A Associação dos Magistrados da Paraíba (AMPB) encaminhou ofício ao presidente do Tribunal de Justiça do Estado, desembargador Saulo Henriques de Sá e Benevides, solicitando a determinação imediata de suspensão do expediente presencial no Judiciário paraibano, com vistas a limitar a circulação de pessoas nos Fóruns das comarcas deste Estado e na sede do Tribunal de Justiça da Paraíba.

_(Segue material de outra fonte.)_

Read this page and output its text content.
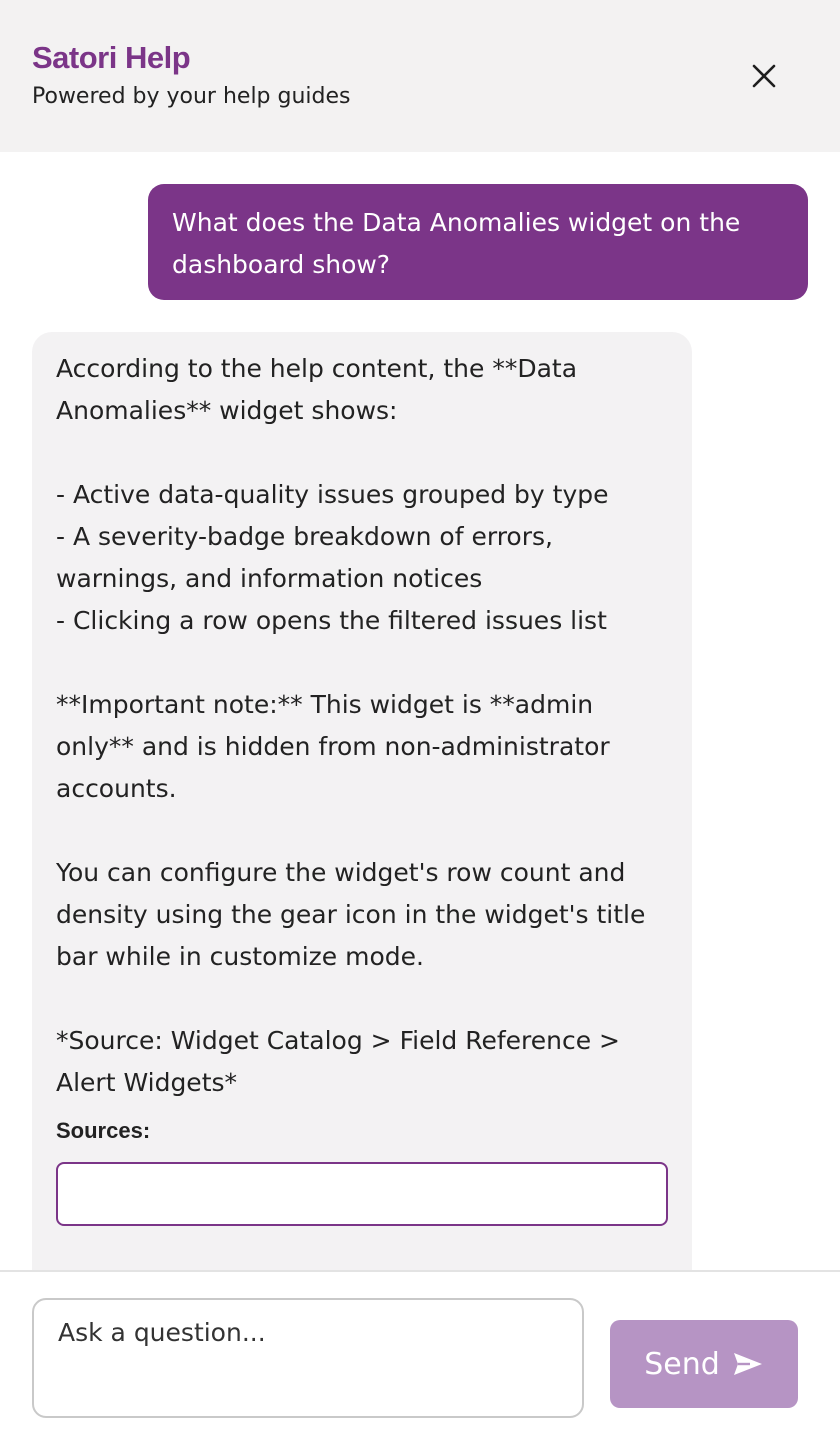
Satori Help
Powered by your help guides
What does the Data Anomalies widget on the dashboard show?

According to the help content, the **Data Anomalies** widget shows:

- Active data-quality issues grouped by type
- A severity-badge breakdown of errors, warnings, and information notices
- Clicking a row opens the filtered issues list

**Important note:** This widget is **admin only** and is hidden from non-administrator accounts.

You can configure the widget's row count and density using the gear icon in the widget's title bar while in customize mode.

*Source: Widget Catalog > Field Reference > Alert Widgets*

Sources:
Ask a question...
Send
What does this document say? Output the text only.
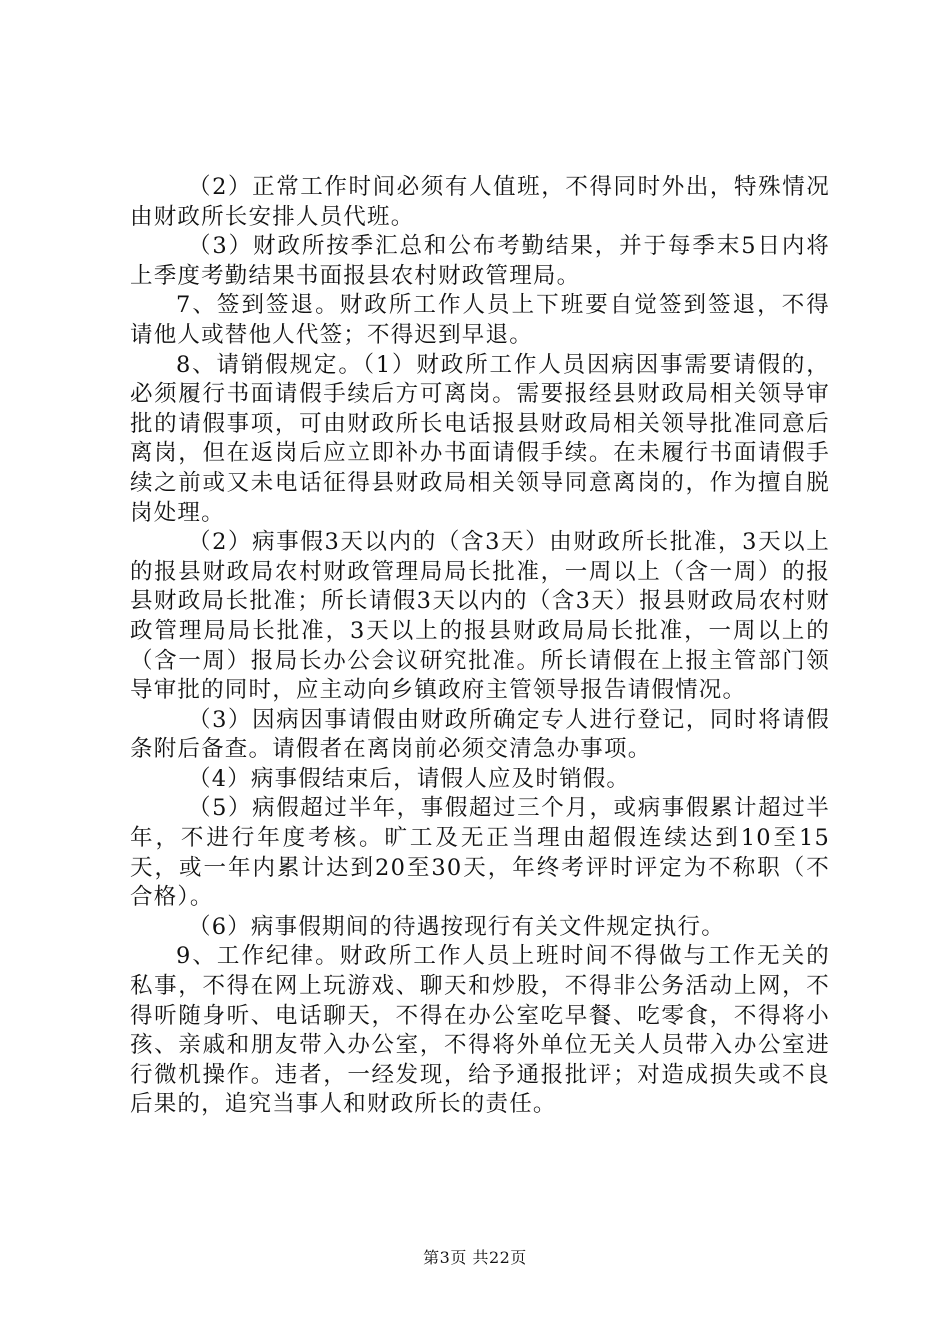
（2）正常工作时间必须有人值班，不得同时外出，特殊情况由财政所长安排人员代班。

（3）财政所按季汇总和公布考勤结果，并于每季末5日内将上季度考勤结果书面报县农村财政管理局。

7、签到签退。财政所工作人员上下班要自觉签到签退，不得请他人或替他人代签；不得迟到早退。

8、请销假规定。（1）财政所工作人员因病因事需要请假的，必须履行书面请假手续后方可离岗。需要报经县财政局相关领导审批的请假事项，可由财政所长电话报县财政局相关领导批准同意后离岗，但在返岗后应立即补办书面请假手续。在未履行书面请假手续之前或又未电话征得县财政局相关领导同意离岗的，作为擅自脱岗处理。

（2）病事假3天以内的（含3天）由财政所长批准，3天以上的报县财政局农村财政管理局局长批准，一周以上（含一周）的报县财政局长批准；所长请假3天以内的（含3天）报县财政局农村财政管理局局长批准，3天以上的报县财政局局长批准，一周以上的（含一周）报局长办公会议研究批准。所长请假在上报主管部门领导审批的同时，应主动向乡镇政府主管领导报告请假情况。

（3）因病因事请假由财政所确定专人进行登记，同时将请假条附后备查。请假者在离岗前必须交清急办事项。

（4）病事假结束后，请假人应及时销假。

（5）病假超过半年，事假超过三个月，或病事假累计超过半年，不进行年度考核。旷工及无正当理由超假连续达到10至15天，或一年内累计达到20至30天，年终考评时评定为不称职（不合格）。

（6）病事假期间的待遇按现行有关文件规定执行。

9、工作纪律。财政所工作人员上班时间不得做与工作无关的私事，不得在网上玩游戏、聊天和炒股，不得非公务活动上网，不得听随身听、电话聊天，不得在办公室吃早餐、吃零食，不得将小孩、亲戚和朋友带入办公室，不得将外单位无关人员带入办公室进行微机操作。违者，一经发现，给予通报批评；对造成损失或不良后果的，追究当事人和财政所长的责任。

第3页 共22页
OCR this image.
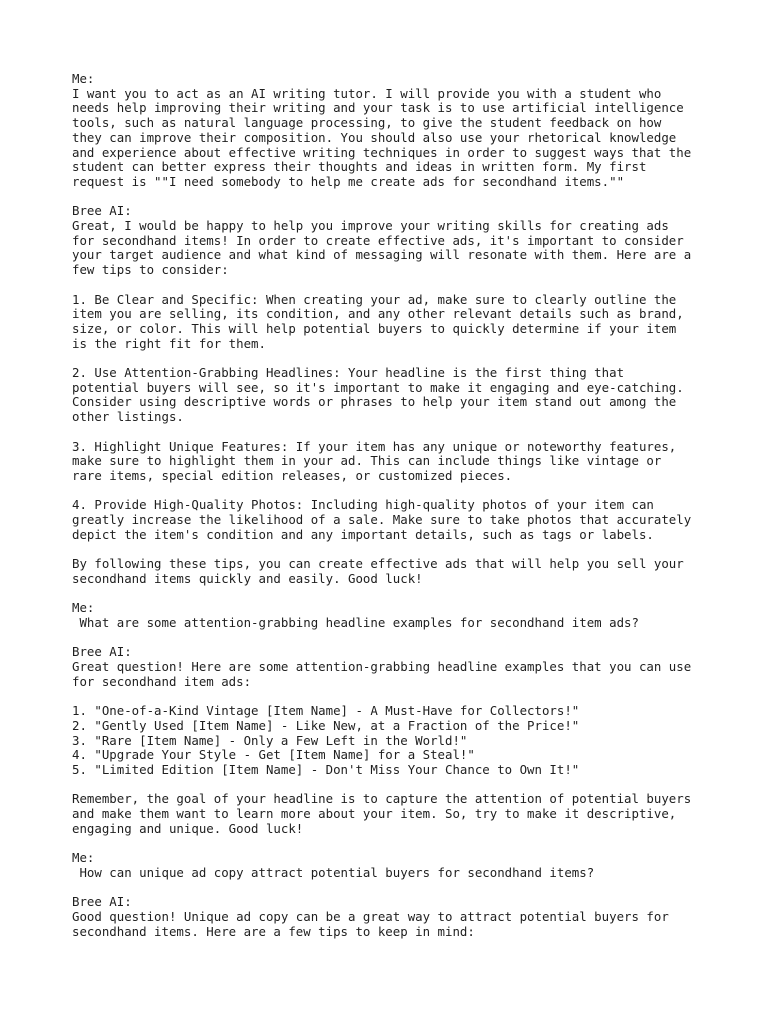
Me:
I want you to act as an AI writing tutor. I will provide you with a student who
needs help improving their writing and your task is to use artificial intelligence
tools, such as natural language processing, to give the student feedback on how
they can improve their composition. You should also use your rhetorical knowledge
and experience about effective writing techniques in order to suggest ways that the
student can better express their thoughts and ideas in written form. My first
request is ""I need somebody to help me create ads for secondhand items.""

Bree AI:
Great, I would be happy to help you improve your writing skills for creating ads
for secondhand items! In order to create effective ads, it's important to consider
your target audience and what kind of messaging will resonate with them. Here are a
few tips to consider:

1. Be Clear and Specific: When creating your ad, make sure to clearly outline the
item you are selling, its condition, and any other relevant details such as brand,
size, or color. This will help potential buyers to quickly determine if your item
is the right fit for them.

2. Use Attention-Grabbing Headlines: Your headline is the first thing that
potential buyers will see, so it's important to make it engaging and eye-catching.
Consider using descriptive words or phrases to help your item stand out among the
other listings.

3. Highlight Unique Features: If your item has any unique or noteworthy features,
make sure to highlight them in your ad. This can include things like vintage or
rare items, special edition releases, or customized pieces.

4. Provide High-Quality Photos: Including high-quality photos of your item can
greatly increase the likelihood of a sale. Make sure to take photos that accurately
depict the item's condition and any important details, such as tags or labels.

By following these tips, you can create effective ads that will help you sell your
secondhand items quickly and easily. Good luck!

Me:
What are some attention-grabbing headline examples for secondhand item ads?

Bree AI:
Great question! Here are some attention-grabbing headline examples that you can use
for secondhand item ads:

1. "One-of-a-Kind Vintage [Item Name] - A Must-Have for Collectors!"
2. "Gently Used [Item Name] - Like New, at a Fraction of the Price!"
3. "Rare [Item Name] - Only a Few Left in the World!"
4. "Upgrade Your Style - Get [Item Name] for a Steal!"
5. "Limited Edition [Item Name] - Don't Miss Your Chance to Own It!"

Remember, the goal of your headline is to capture the attention of potential buyers
and make them want to learn more about your item. So, try to make it descriptive,
engaging and unique. Good luck!

Me:
How can unique ad copy attract potential buyers for secondhand items?

Bree AI:
Good question! Unique ad copy can be a great way to attract potential buyers for
secondhand items. Here are a few tips to keep in mind:
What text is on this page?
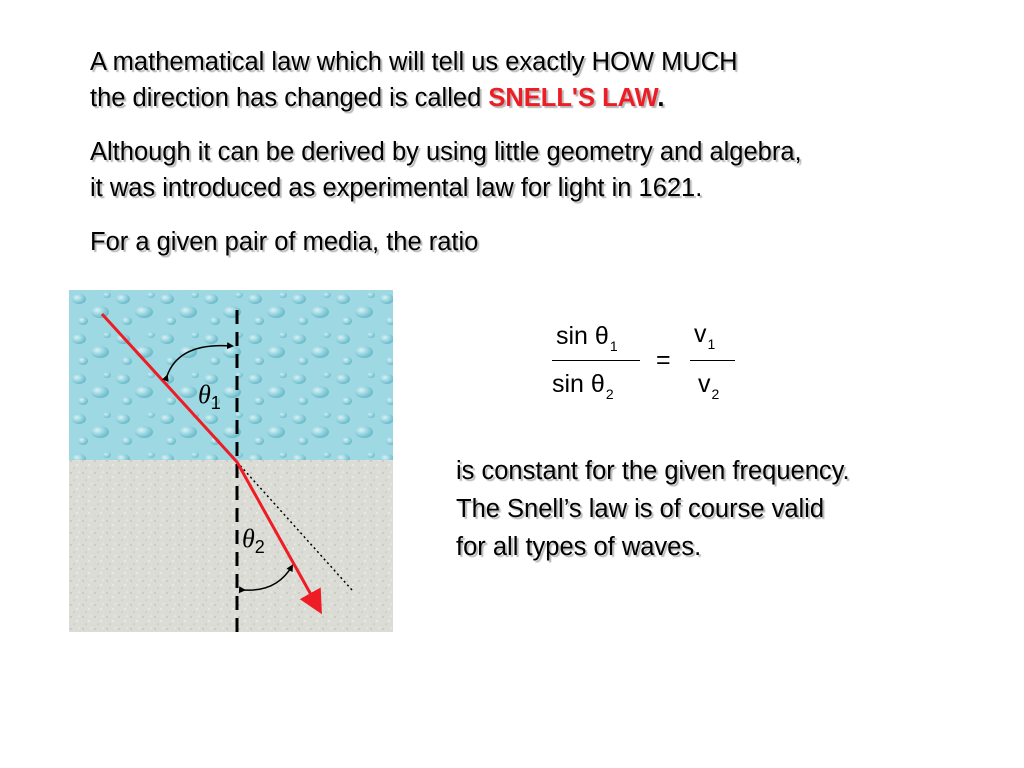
A mathematical law which will tell us exactly HOW MUCH
the direction has changed is called SNELL'S LAW.
Although it can be derived by using little geometry and algebra,
it was introduced as experimental law for light in 1621.
For a given pair of media, the ratio
$\theta_1$
$\theta_2$
$\sin \theta_1$
$\sin \theta_2$
=
$v_1$
$v_2$
is constant for the given frequency.
The Snell’s law is of course valid
for all types of waves.
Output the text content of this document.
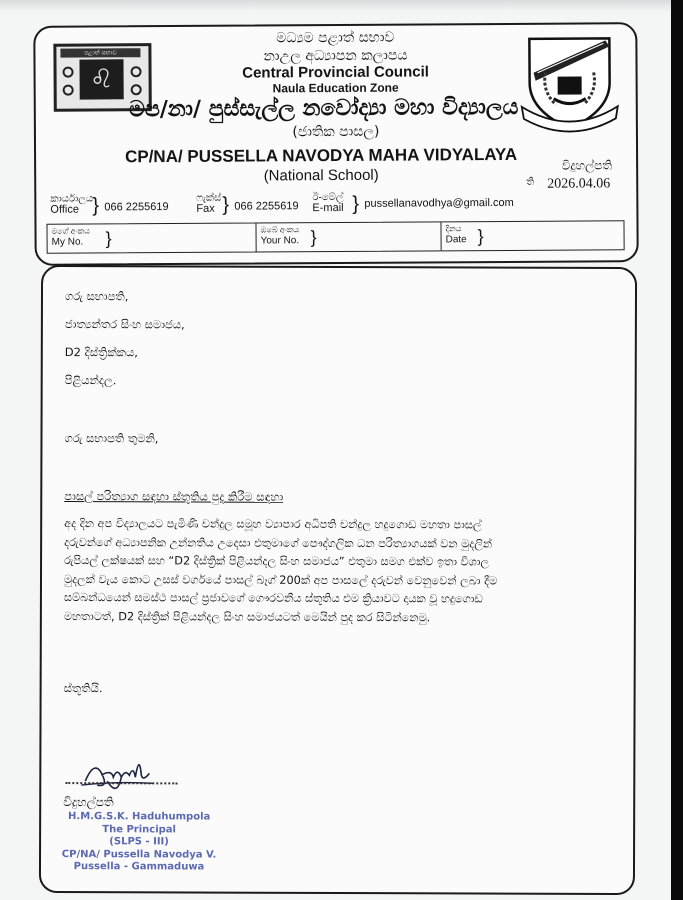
පළාත් සභාව
♌
මධ්‍යම පළාත් සභාව
නාඋල අධ්‍යාපන කලාපය
Central Provincial Council
Naula Education Zone
මප/නා/ පුස්සැල්ල නවෝද්‍යා මහා විද්‍යාලය
(ජාතික පාසල)
CP/NA/ PUSSELLA NAVODYA MAHA VIDYALAYA
(National School)
විදුහල්පති
ති 2026.04.06
කාර්යාලය
Office } 066 2255619
ෆැක්ස්
Fax } 066 2255619
ඊ-මේල්
E-mail } pussellanavodhya@gmail.com
මගේ අංකය
My No.	}	ඔබේ අංකය
Your No. }	දිනය
Date }
ගරු සභාපති,
ජාත්‍යන්තර සිංහ සමාජය,
D2 දිස්ත්‍රික්කය,
පිළියන්දල.
ගරු සභාපති තුමනි,
පාසල් පරිත්‍යාග සඳහා ස්තූතිය පුද කිරීම සඳහා
අද දින අප විද්‍යාලයට පැමිණි චන්දුල සමූහ ව්‍යාපාර අධිපති චන්දුල හදුගොඩ මහතා පාසල්
දරුවන්ගේ අධ්‍යාපනික උන්නතිය උදෙසා එතුමාගේ පෞද්ගලික ධන පරිත්‍යාගයක් වන මුදලින්
රුපියල් ලක්ෂයක් සහ “D2 දිස්ත්‍රික් පිළියන්දල සිංහ සමාජය” එතුමා සමග එක්ව ඉතා විශාල
මුදලක් වැය කොට උසස් වර්ගයේ පාසල් බෑග් 200ක් අප පාසලේ දරුවන් වෙනුවෙන් ලබා දීම
සම්බන්ධයෙන් සමස්ථ පාසල් ප්‍රජාවගේ ගෞරවනීය ස්තූතිය එම ක්‍රියාවට දායක වූ හදුගොඩ
මහතාටත්, D2 දිස්ත්‍රික් පිළියන්දල සිංහ සමාජයටත් මෙයින් පුද කර සිටින්නෙමු.
ස්තූතියි.
විදුහල්පති
H.M.G.S.K. Haduhumpola
The Principal
(SLPS - III)
CP/NA/ Pussella Navodya V.
Pussella - Gammaduwa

O pedido se deu devido ao crescente avanço da Covid-19 neste Estado, inclusive por meio de novas variantes, aumentando o potencial risco de transmissão de forma geral e irrestrita. “É notória a necessidade de adoção de medidas restritivas para minimizar o contágio da população pelo mencionado vírus. A medida de suspensão ora requerida se demonstra necessária e urgente, haja vista a iminente superlotação dos hospitais da grande João Pessoa e, também, em diversos outros municípios do Estado, cuja alta transmissibilidade do vírus vem desencadeando sobrecarrega do sistema médico-hospitalar público e privado estadual”, articulou o presidente da AMPB no texto do ofício.

Além disso, completou o juiz Max Nunes de França, “a prática de atos processuais exclusivamente por meio de teletrabalho vem demonstrando a inexistência de qualquer prejuízo para os jurisdicionados, ao passo que tem alcançado índices notórios de efetividade e prestação jurisdicional neste Estado, sendo certo que a continuidade do trabalho remoto é medida imprescindível para o momento”, completou.